Let’s go back to the recording industry. Suppose that for most people, the vast majority of the value of a CD comes from their three favorite songs on it. Those consumers will do much better paying $3 for those three songs on iTunes, rather than paying the $18.99 retail price for the CD. While most of the record company revenues disappear from GDP, consumer surplus increases enormously — but that amount is unmeasured. This is not a bug in the free market system. In fact, it is its essence. As Adam Smith noted more than 200 years ago, the invisible hand of competition drives producers to deliver ever more value to consumers at an ever lower cost. If the cost of producing a good is zero, then over time, the competition should drive the price to zero as well. The invisible hand has been particularly ruthless in information markets. As a result, consumer surplus has soared even if the contribution of information goods to GDP hasn’t.

If we used consumer surplus data to examine the true size of the information economy, we would find trillions of dollars of benefits that are not measured in the Bureau of Economic Analysis’s official GDP statistics. While GDP statistics measure prices and quantities, just as corporate income statements measure costs or profits, neither approach is a particularly accurate way to understand the ultimate value that consumers get from information goods and services. But over time, policymakers and business executives will need to understand not only how innovations affect GDP, but also alternative measures like consumer surplus, which may be more suited to measuring the information economy. The lesson from information economics is that consumers assign value differently than does GDP. What matters most to acquiring and keeping customers is the value that a product delivers — even if that value isn’t directly monetized into revenues.

8 Comments On: What the GDP Gets Wrong (Why Managers Should Care)

  • trev789 | October 5, 2009

    The inability to account for improvements through technology seems to me to be a general weakness of GNP as a measure of prosperity. It isn’t specific to the information sector. E.g. 25 years ago you could buy a video camera for $1200. You can by one now for the same price but it does a hell of a lot more than the ones you could buy back in the mid-80s. This must be the same across other industries – e.g. construction technology must have made it cheaper to get more ‘house’ for your buck.

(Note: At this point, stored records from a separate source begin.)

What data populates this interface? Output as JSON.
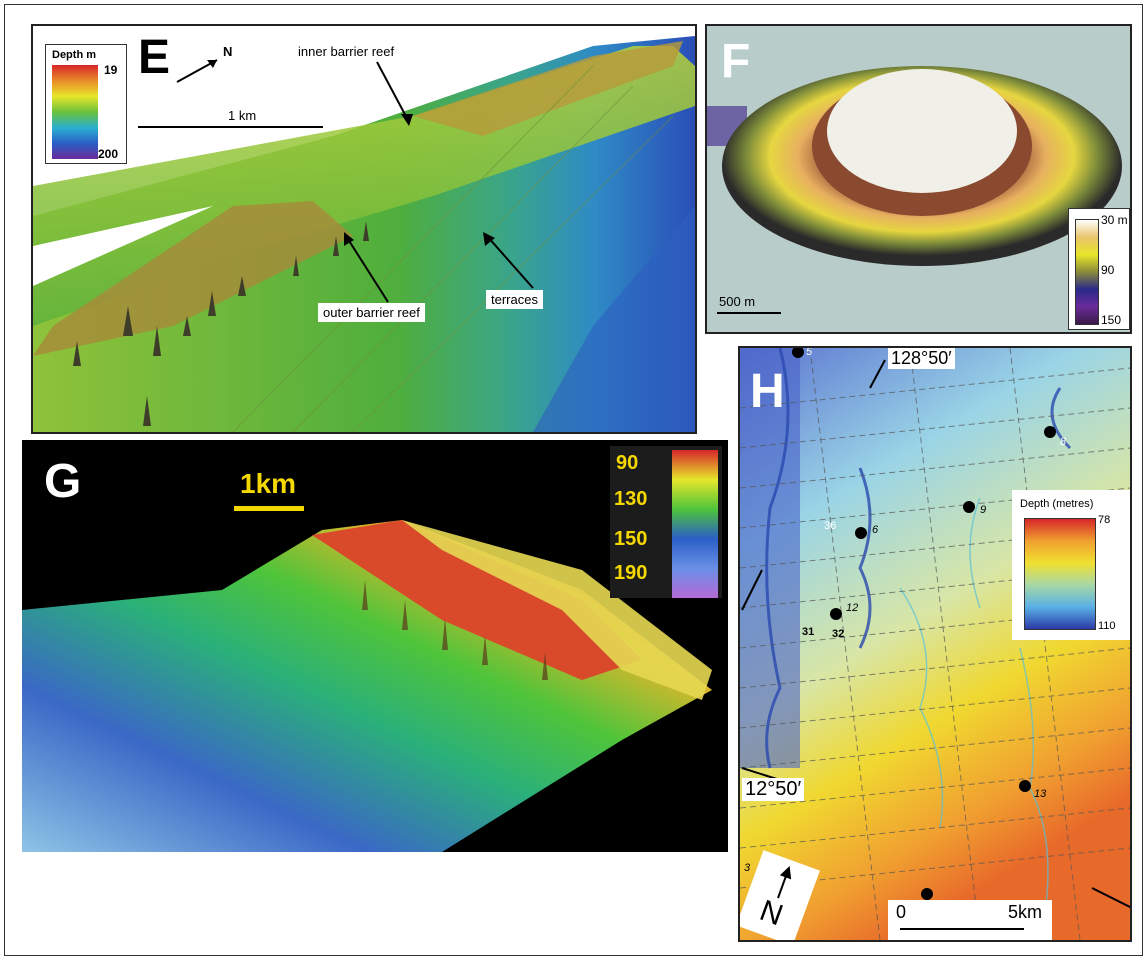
{
  "panels": {
    "E": {
      "letter": "E",
      "north": "N",
      "scale_label": "1 km",
      "legend": {
        "title": "Depth m",
        "top_value": "19",
        "bottom_value": "200"
      },
      "annotations": {
        "inner": "inner barrier reef",
        "outer": "outer barrier reef",
        "terraces": "terraces"
      }
    },
    "F": {
      "letter": "F",
      "scale_label": "500 m",
      "legend": {
        "top": "30 m",
        "mid": "90",
        "bottom": "150"
      }
    },
    "G": {
      "letter": "G",
      "scale_label": "1km",
      "legend_ticks": [
        "90",
        "130",
        "150",
        "190"
      ]
    },
    "H": {
      "letter": "H",
      "longitude_label": "128°50′",
      "latitude_label": "12°50′",
      "north": "N",
      "scale_start": "0",
      "scale_end": "5km",
      "legend": {
        "title": "Depth (metres)",
        "top": "78",
        "bottom": "110"
      },
      "site_labels": [
        "5",
        "8",
        "9",
        "6",
        "12",
        "13",
        "3",
        "36",
        "31",
        "32"
      ]
    }
  },
  "colors": {
    "accent_yellow": "#f5d800",
    "frame": "#222222"
  }
}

    Technology increases our prosperity without changing the amount we pay for it. So GDP doesn’t measure the actual increase in prosperity. Which is a shame because growth in GDP is generally taken that way, and is chased by all the major political parties.
    Those are my thoughts. Anyone else?
    Trevor Thomson

  • Stuart Ritchie | January 6, 2011

    The other thing to consider Trevor, is that you can also buy a video camera for $150 that does far more than a $1200 camera used to. So price has come down as well as getting more bang for your buck.

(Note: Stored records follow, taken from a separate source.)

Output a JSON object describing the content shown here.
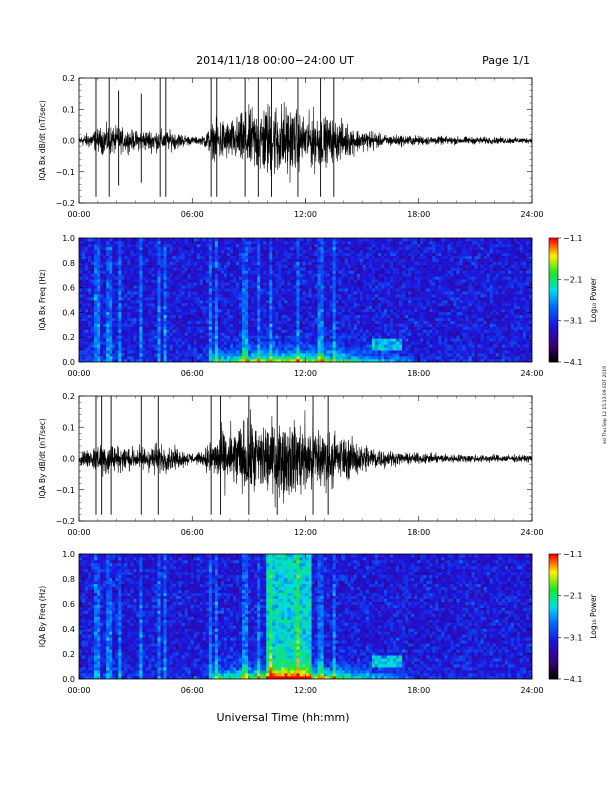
{
  "header": {
    "title": "2014/11/18   00:00−24:00 UT",
    "page": "Page 1/1"
  },
  "footer": {
    "xlabel": "Universal Time (hh:mm)"
  },
  "side_note": "ssl Thu Sep 12 15:13:09 EDT 2019",
  "colorbar": {
    "label": "Log₁₀ Power",
    "ticks": [
      "−1.1",
      "−2.1",
      "−3.1",
      "−4.1"
    ]
  },
  "chart_data": [
    {
      "type": "line",
      "title": "",
      "ylabel": "IQA Bx dB/dt (nT/sec)",
      "xlabel": "",
      "x_ticks": [
        "00:00",
        "06:00",
        "12:00",
        "18:00",
        "24:00"
      ],
      "xlim": [
        0,
        24
      ],
      "ylim": [
        -0.2,
        0.2
      ],
      "y_ticks": [
        "−0.2",
        "−0.1",
        "0.0",
        "0.1",
        "0.2"
      ],
      "y_tick_values": [
        -0.2,
        -0.1,
        0.0,
        0.1,
        0.2
      ],
      "envelope": {
        "hours": [
          0,
          1,
          1.5,
          2,
          3,
          4,
          5,
          6,
          6.5,
          7,
          7.5,
          8,
          9,
          10,
          11,
          12,
          12.5,
          13,
          14,
          15,
          15.5,
          16,
          17,
          18,
          19,
          20,
          22,
          24
        ],
        "amplitude": [
          0.025,
          0.06,
          0.08,
          0.07,
          0.05,
          0.06,
          0.05,
          0.02,
          0.02,
          0.08,
          0.12,
          0.1,
          0.16,
          0.2,
          0.2,
          0.12,
          0.16,
          0.12,
          0.1,
          0.05,
          0.06,
          0.03,
          0.03,
          0.025,
          0.022,
          0.02,
          0.018,
          0.015
        ]
      },
      "spikes": [
        {
          "hour": 0.9,
          "amp": 0.2
        },
        {
          "hour": 1.6,
          "amp": 0.2
        },
        {
          "hour": 2.1,
          "amp": 0.16
        },
        {
          "hour": 3.3,
          "amp": 0.15
        },
        {
          "hour": 4.3,
          "amp": 0.2
        },
        {
          "hour": 4.6,
          "amp": 0.2
        },
        {
          "hour": 7.0,
          "amp": 0.2
        },
        {
          "hour": 7.3,
          "amp": 0.2
        },
        {
          "hour": 8.8,
          "amp": 0.2
        },
        {
          "hour": 9.5,
          "amp": 0.2
        },
        {
          "hour": 10.2,
          "amp": 0.2
        },
        {
          "hour": 11.6,
          "amp": 0.2
        },
        {
          "hour": 12.8,
          "amp": 0.2
        },
        {
          "hour": 13.5,
          "amp": 0.2
        }
      ]
    },
    {
      "type": "heatmap",
      "title": "",
      "ylabel": "IQA Bx Freq (Hz)",
      "xlabel": "",
      "x_ticks": [
        "00:00",
        "06:00",
        "12:00",
        "18:00",
        "24:00"
      ],
      "xlim": [
        0,
        24
      ],
      "ylim": [
        0,
        1.0
      ],
      "y_ticks": [
        "0.0",
        "0.2",
        "0.4",
        "0.6",
        "0.8",
        "1.0"
      ],
      "y_tick_values": [
        0.0,
        0.2,
        0.4,
        0.6,
        0.8,
        1.0
      ],
      "zlim": [
        -4.1,
        -1.1
      ],
      "zlabel": "Log₁₀ Power"
    },
    {
      "type": "line",
      "title": "",
      "ylabel": "IQA By dB/dt (nT/sec)",
      "xlabel": "",
      "x_ticks": [
        "00:00",
        "06:00",
        "12:00",
        "18:00",
        "24:00"
      ],
      "xlim": [
        0,
        24
      ],
      "ylim": [
        -0.2,
        0.2
      ],
      "y_ticks": [
        "−0.2",
        "−0.1",
        "0.0",
        "0.1",
        "0.2"
      ],
      "y_tick_values": [
        -0.2,
        -0.1,
        0.0,
        0.1,
        0.2
      ],
      "envelope": {
        "hours": [
          0,
          1,
          1.5,
          2,
          3,
          4,
          5,
          6,
          6.5,
          7,
          7.5,
          8,
          9,
          10,
          11,
          12,
          12.5,
          13,
          14,
          15,
          15.5,
          16,
          17,
          18,
          19,
          20,
          22,
          24
        ],
        "amplitude": [
          0.03,
          0.08,
          0.1,
          0.07,
          0.06,
          0.08,
          0.06,
          0.03,
          0.03,
          0.1,
          0.14,
          0.16,
          0.2,
          0.2,
          0.2,
          0.2,
          0.2,
          0.16,
          0.12,
          0.08,
          0.07,
          0.05,
          0.03,
          0.028,
          0.025,
          0.022,
          0.02,
          0.018
        ]
      },
      "spikes": [
        {
          "hour": 0.9,
          "amp": 0.2
        },
        {
          "hour": 1.2,
          "amp": 0.2
        },
        {
          "hour": 1.7,
          "amp": 0.2
        },
        {
          "hour": 3.3,
          "amp": 0.2
        },
        {
          "hour": 4.2,
          "amp": 0.2
        },
        {
          "hour": 7.0,
          "amp": 0.2
        },
        {
          "hour": 7.5,
          "amp": 0.2
        },
        {
          "hour": 9.0,
          "amp": 0.2
        },
        {
          "hour": 10.5,
          "amp": 0.2
        },
        {
          "hour": 12.4,
          "amp": 0.2
        },
        {
          "hour": 13.2,
          "amp": 0.2
        }
      ]
    },
    {
      "type": "heatmap",
      "title": "",
      "ylabel": "IQA By Freq (Hz)",
      "xlabel": "",
      "x_ticks": [
        "00:00",
        "06:00",
        "12:00",
        "18:00",
        "24:00"
      ],
      "xlim": [
        0,
        24
      ],
      "ylim": [
        0,
        1.0
      ],
      "y_ticks": [
        "0.0",
        "0.2",
        "0.4",
        "0.6",
        "0.8",
        "1.0"
      ],
      "y_tick_values": [
        0.0,
        0.2,
        0.4,
        0.6,
        0.8,
        1.0
      ],
      "zlim": [
        -4.1,
        -1.1
      ],
      "zlabel": "Log₁₀ Power"
    }
  ]
}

  • Elizabeth Villagómez | April 17, 2011

    Can’t pay to read….I hope you did take the PPP discussion on board in the article as well as the basic economic analysis of product cycles..

  • Vlad | May 3, 2013

    I give away free enterprise software that has about 1 million installations worldwide, mostly as a component in industrial, medical and military equipment monitoring systems. Assuming it provides only $5 of value in its lifetime, it’s a $5,000,000 of off-the-books value that no statistics will ever see, and very little of which I will receive as a compensation ($160 in 2012 :-)). This also puts huge deflationary pressure on the the dollar, as essentially I took a few million dollar pay cut. No wonder that 2 trillion dollars of Feds’ quantitative easing didn’t abate the deflationary trend. We simply are loosing money as a valid measure of humans’ contribution, hence GDP numbers getting less and less useful.

  • Vlad | May 3, 2013

    Also, I would like to attempt to frame the question of how to possibly measure unaccounted added value of free technology: could it be that in the current environment of near-zero inflation and today’s unemployment numbers suggesting employment holding still, that trillions of *dollars emitted by Feds through latest rounds of quantitative easing are roughly equal the value of free goods and services unaccounted for by GDP numbers and other stats*? If not, why?